Relevance to DynamICCL
High relevance as deep NCCL internals context; low direct applicability to current DynamICCL scope.
NCCL 2.28 Device API architecture. GIN is part of NCCL 2.28's Device API, which introduces a fundamentally new execution model alongside the traditional host-initiated collective API. DynamICCL currently targets NCCL tuner plugin API (for collective parameter selection). GIN represents a different optimization axis: replacing the host-initiated execution model with device-initiated execution. Understanding GIN's architecture is important for DynamICCL's long-term evolution.

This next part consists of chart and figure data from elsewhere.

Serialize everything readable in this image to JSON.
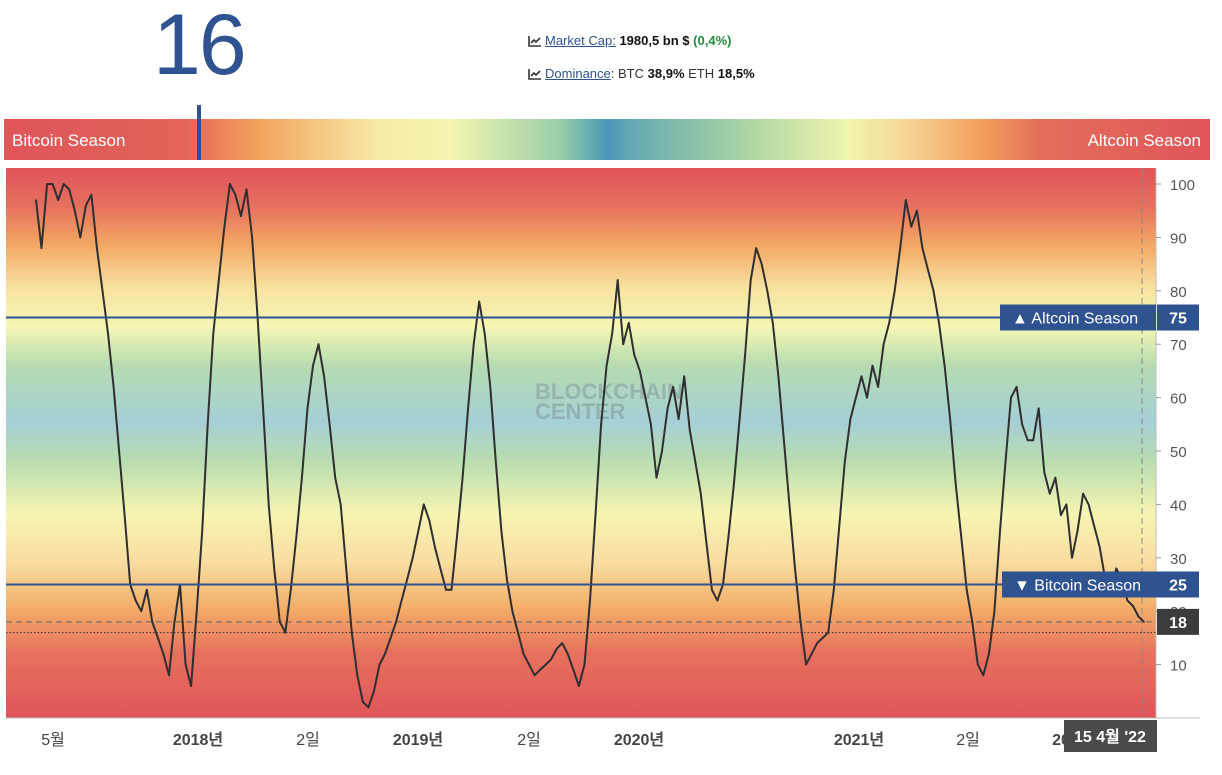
{
  "index_value": "16",
  "market": {
    "market_cap_label": "Market Cap:",
    "market_cap_value": "1980,5 bn $",
    "market_cap_change": "(0,4%)",
    "dominance_label": "Dominance",
    "dominance_btc_label": "BTC",
    "dominance_btc_value": "38,9%",
    "dominance_eth_label": "ETH",
    "dominance_eth_value": "18,5%"
  },
  "season_bar": {
    "left_label": "Bitcoin Season",
    "right_label": "Altcoin Season",
    "marker_value": 16
  },
  "watermark": [
    "BLOCKCHAIN",
    "CENTER"
  ],
  "chart_data": {
    "type": "line",
    "ylim": [
      0,
      103
    ],
    "yticks": [
      10,
      20,
      30,
      40,
      50,
      60,
      70,
      80,
      90,
      100
    ],
    "x_tick_labels": [
      "5월",
      "2018년",
      "2일",
      "2019년",
      "2일",
      "2020년",
      "2021년",
      "2일",
      "20"
    ],
    "thresholds": [
      {
        "name": "Altcoin Season",
        "value": 75,
        "symbol": "▲"
      },
      {
        "name": "Bitcoin Season",
        "value": 25,
        "symbol": "▼"
      }
    ],
    "current_value": 18,
    "current_date_label": "15 4월 '22",
    "reference_line_value": 16,
    "series": [
      {
        "values": [
          97,
          88,
          100,
          100,
          97,
          100,
          99,
          95,
          90,
          96,
          98,
          88,
          80,
          72,
          62,
          50,
          38,
          25,
          22,
          20,
          24,
          18,
          15,
          12,
          8,
          18,
          25,
          10,
          6,
          20,
          35,
          55,
          72,
          82,
          92,
          100,
          98,
          94,
          99,
          90,
          75,
          58,
          40,
          28,
          18,
          16,
          24,
          34,
          45,
          58,
          66,
          70,
          64,
          55,
          45,
          40,
          28,
          16,
          8,
          3,
          2,
          5,
          10,
          12,
          15,
          18,
          22,
          26,
          30,
          35,
          40,
          37,
          32,
          28,
          24,
          24,
          34,
          45,
          58,
          70,
          78,
          72,
          62,
          48,
          35,
          26,
          20,
          16,
          12,
          10,
          8,
          9,
          10,
          11,
          13,
          14,
          12,
          9,
          6,
          10,
          22,
          38,
          55,
          66,
          72,
          82,
          70,
          74,
          68,
          65,
          60,
          55,
          45,
          50,
          58,
          62,
          56,
          64,
          54,
          48,
          42,
          33,
          24,
          22,
          25,
          34,
          44,
          56,
          68,
          82,
          88,
          85,
          80,
          74,
          64,
          52,
          40,
          28,
          18,
          10,
          12,
          14,
          15,
          16,
          24,
          36,
          48,
          56,
          60,
          64,
          60,
          66,
          62,
          70,
          74,
          80,
          88,
          97,
          92,
          95,
          88,
          84,
          80,
          74,
          66,
          56,
          44,
          34,
          24,
          18,
          10,
          8,
          12,
          20,
          35,
          48,
          60,
          62,
          55,
          52,
          52,
          58,
          46,
          42,
          45,
          38,
          40,
          30,
          35,
          42,
          40,
          36,
          32,
          26,
          24,
          28,
          26,
          22,
          21,
          19,
          18
        ]
      }
    ]
  }
}
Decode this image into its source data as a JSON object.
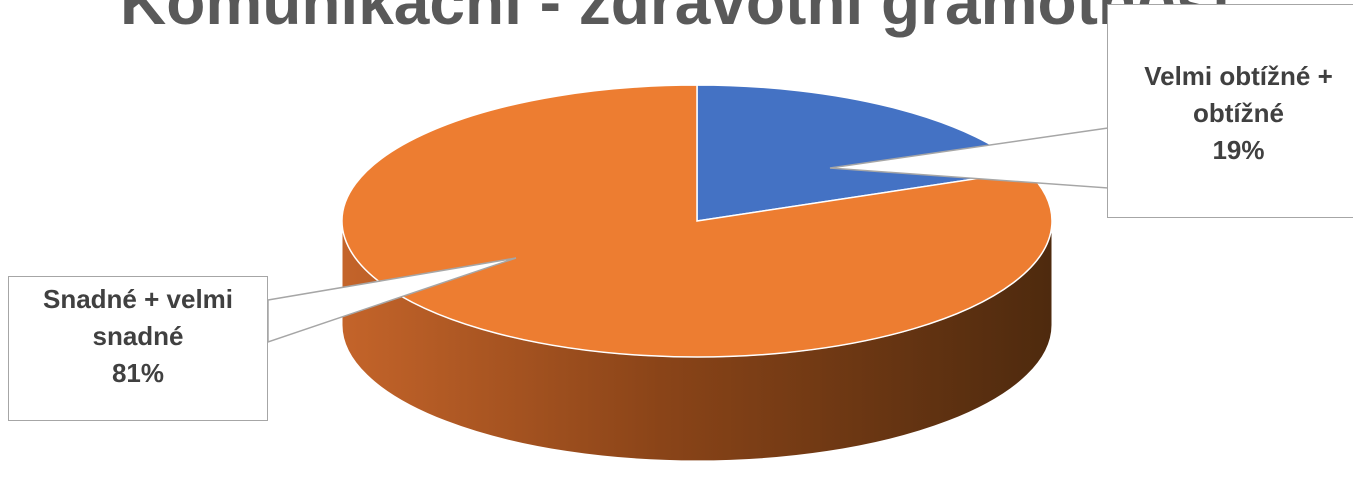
{
  "chart_data": {
    "type": "pie",
    "title": "Komunikační - zdravotní gramotnost",
    "slices": [
      {
        "name": "Velmi obtížné + obtížné",
        "percent": 19,
        "label_lines": [
          "Velmi obtížné +",
          "obtížné",
          "19%"
        ],
        "color": "#4472C4"
      },
      {
        "name": "Snadné + velmi snadné",
        "percent": 81,
        "label_lines": [
          "Snadné + velmi",
          "snadné",
          "81%"
        ],
        "color": "#ED7D31"
      }
    ],
    "style": "3d"
  }
}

Proxy architecture mirrors NCCL's existing proxy thread model. NCCL traditionally uses CPU proxy threads to orchestrate network operations. GIN Proxy is a lock-free GPU-to-CPU queue variant of this same model. The NCCL internals described here (proxy threads, request queues, network plugin API) are the same internals that DynamICCL's tuner plugin interacts with.

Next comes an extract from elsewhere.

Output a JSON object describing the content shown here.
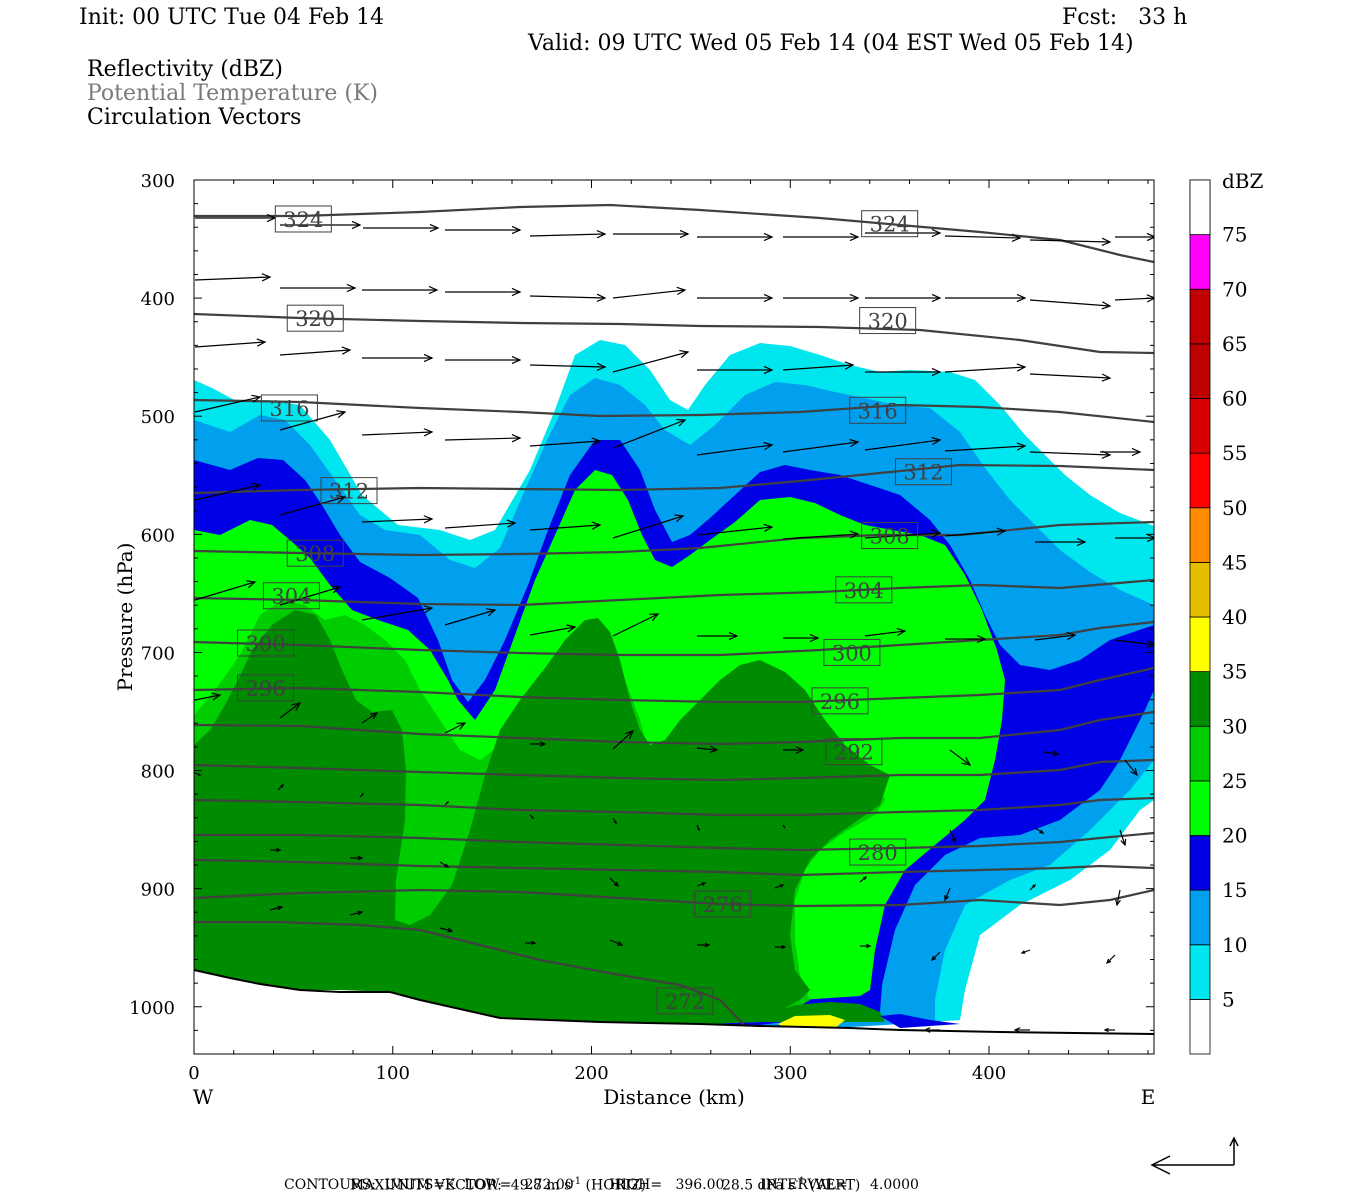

Network plugin extensibility. GIN introduces a dual-backend network plugin architecture (GDAKI and Proxy). The NCCL network plugin API allows external vendors to extend NCCL. DynamICCL's tuner plugin uses a parallel plugin API (the NCCL tuner plugin) to inject algorithm/protocol/channel selection. Understanding how NCCL's plugin architecture works for GIN informs how DynamICCL's tuner plugin hooks into the same infrastructure.
MoE all-to-all as a new NCCL workload. GIN is motivated by MoE inference workloads, which are increasingly common in production LLM deployment (DeepSeek-V3, Mixtral). DynamICCL's current focus is on AllReduce/AllGather/ReduceScatter — but if MoE workloads become a target, DynamICCL's RL agent would need to handle the irregular all-to-all communication pattern that GIN is designed for.

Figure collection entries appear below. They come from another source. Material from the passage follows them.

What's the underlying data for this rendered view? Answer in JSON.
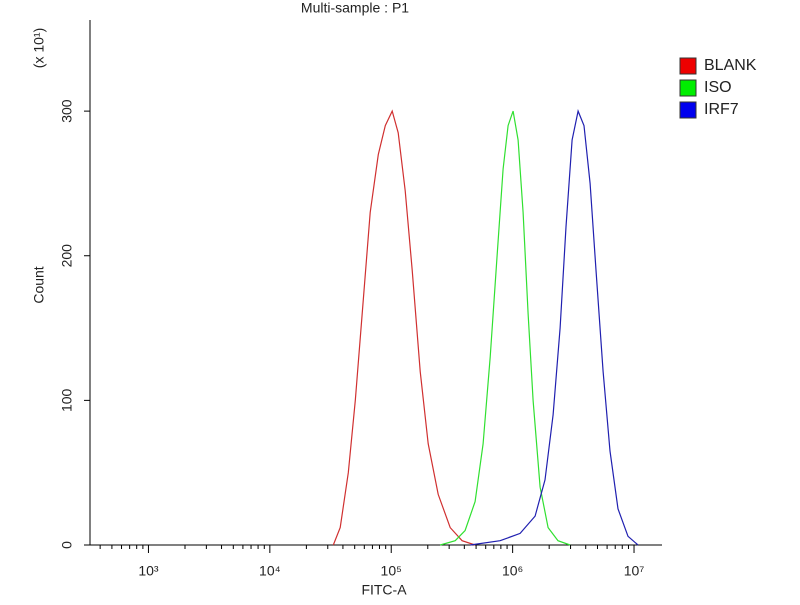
{
  "chart_data": {
    "type": "line",
    "title": "Multi-sample : P1",
    "x_label": "FITC-A",
    "y_label": "Count",
    "y_multiplier": "(x 10¹)",
    "x_log": true,
    "xlim": [
      330,
      17000000
    ],
    "ylim": [
      0,
      363
    ],
    "xticks": [
      {
        "value": 1000,
        "label": "10³"
      },
      {
        "value": 10000,
        "label": "10⁴"
      },
      {
        "value": 100000,
        "label": "10⁵"
      },
      {
        "value": 1000000,
        "label": "10⁶"
      },
      {
        "value": 10000000,
        "label": "10⁷"
      }
    ],
    "xminor_ticks": [
      400,
      500,
      600,
      700,
      800,
      900,
      2000,
      3000,
      4000,
      5000,
      6000,
      7000,
      8000,
      9000,
      20000,
      30000,
      40000,
      50000,
      60000,
      70000,
      80000,
      90000,
      200000,
      300000,
      400000,
      500000,
      600000,
      700000,
      800000,
      900000,
      2000000,
      3000000,
      4000000,
      5000000,
      6000000,
      7000000,
      8000000,
      9000000
    ],
    "yticks": [
      0,
      100,
      200,
      300
    ],
    "legend_position": "right",
    "series": [
      {
        "name": "BLANK",
        "color": "#d03030",
        "legend_color": "#ee0000",
        "x": [
          33300,
          38000,
          44300,
          50600,
          57700,
          67100,
          78200,
          89300,
          101900,
          114200,
          130300,
          148900,
          173300,
          201700,
          243800,
          306200,
          383800,
          491000
        ],
        "values": [
          0,
          12,
          50,
          100,
          160,
          230,
          270,
          290,
          300,
          285,
          245,
          190,
          120,
          70,
          35,
          12,
          3,
          0
        ]
      },
      {
        "name": "ISO",
        "color": "#30e030",
        "legend_color": "#00ee00",
        "x": [
          253000,
          336500,
          406000,
          491000,
          571000,
          653000,
          745000,
          835000,
          918000,
          1009000,
          1109000,
          1219000,
          1342000,
          1475000,
          1683000,
          1959000,
          2366000,
          2972000
        ],
        "values": [
          0,
          3,
          10,
          30,
          70,
          130,
          200,
          260,
          290,
          300,
          280,
          230,
          160,
          100,
          40,
          12,
          3,
          0
        ]
      },
      {
        "name": "IRF7",
        "color": "#2020b0",
        "legend_color": "#0000ee",
        "x": [
          447000,
          788000,
          1153000,
          1531000,
          1849000,
          2153000,
          2459000,
          2754000,
          3090000,
          3459000,
          3874000,
          4345000,
          4864000,
          5559000,
          6339000,
          7379000,
          8925000,
          10790000
        ],
        "values": [
          0,
          3,
          8,
          20,
          45,
          90,
          150,
          220,
          280,
          300,
          290,
          250,
          190,
          120,
          65,
          25,
          6,
          0
        ]
      }
    ]
  }
}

Not directly applicable to DynamICCL's current mechanism. DynamICCL uses the NCCL tuner plugin API to select
(algo, proto, nChannels, nThreads)for each collective call. GIN is a new Device API that bypasses the traditional tuner-callable execution path entirely. GIN operations are called from within CUDA kernels, not orchestrated by the CPU tuner. DynamICCL's RL agent currently has no visibility into GIN-based communication.